Examples of Doses in rems

We must note that radiation is all around us. In, around, and above the world we live in. It is a natural energy force that surrounds us. It is a part of our natural world that has been here since the birth of our planet. In the following points we try to express enormous ranges of radiation exposure, which can be obtained from various sources.

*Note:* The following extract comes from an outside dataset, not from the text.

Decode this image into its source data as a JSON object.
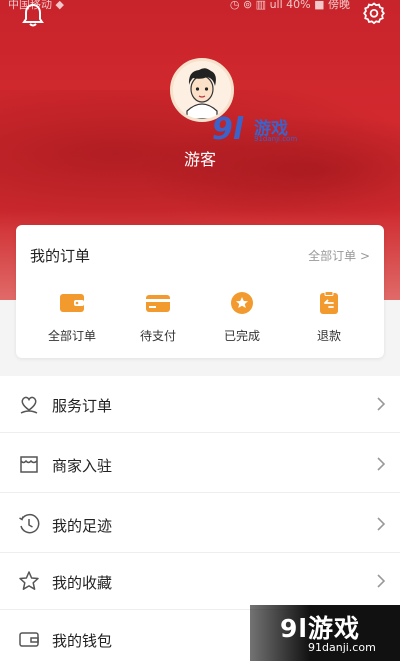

  • 0.005 mrem – Sleeping next to someone
  • 0.009 mrem – Living within 30 miles of a nuclear power plant for a year
  • 0.01 mrem – Eating one banana
  • 0.03 mrem – Living within 50 miles of a coal power plant for a year
  • 1 mrem – Average daily dose received from natural background
  • 2 mrem – Chest X-ray
  • 4 mrem – A 5-hour airplane flight
  • 60 mrem – mammogram
  • 100 mrem – Dose limit for individual members of the public, total effective dose per annum
  • 365 mrem – Average yearly dose received from natural background
  • 580 mrem – Chest CT scan
  • 1 000 mrem – Average yearly dose received from natural background in Ramsar, Iran
  • 2 000 mrem – single full-body CT scan
  • 17 500 mrem – Annual dose from natural radiation on a monazite beach near Guarapari, Brazil.
  • 500 000 mrem – Dose that kills a human with a 50% risk within 30 days (LD50/30), if the dose is received over a very short duration.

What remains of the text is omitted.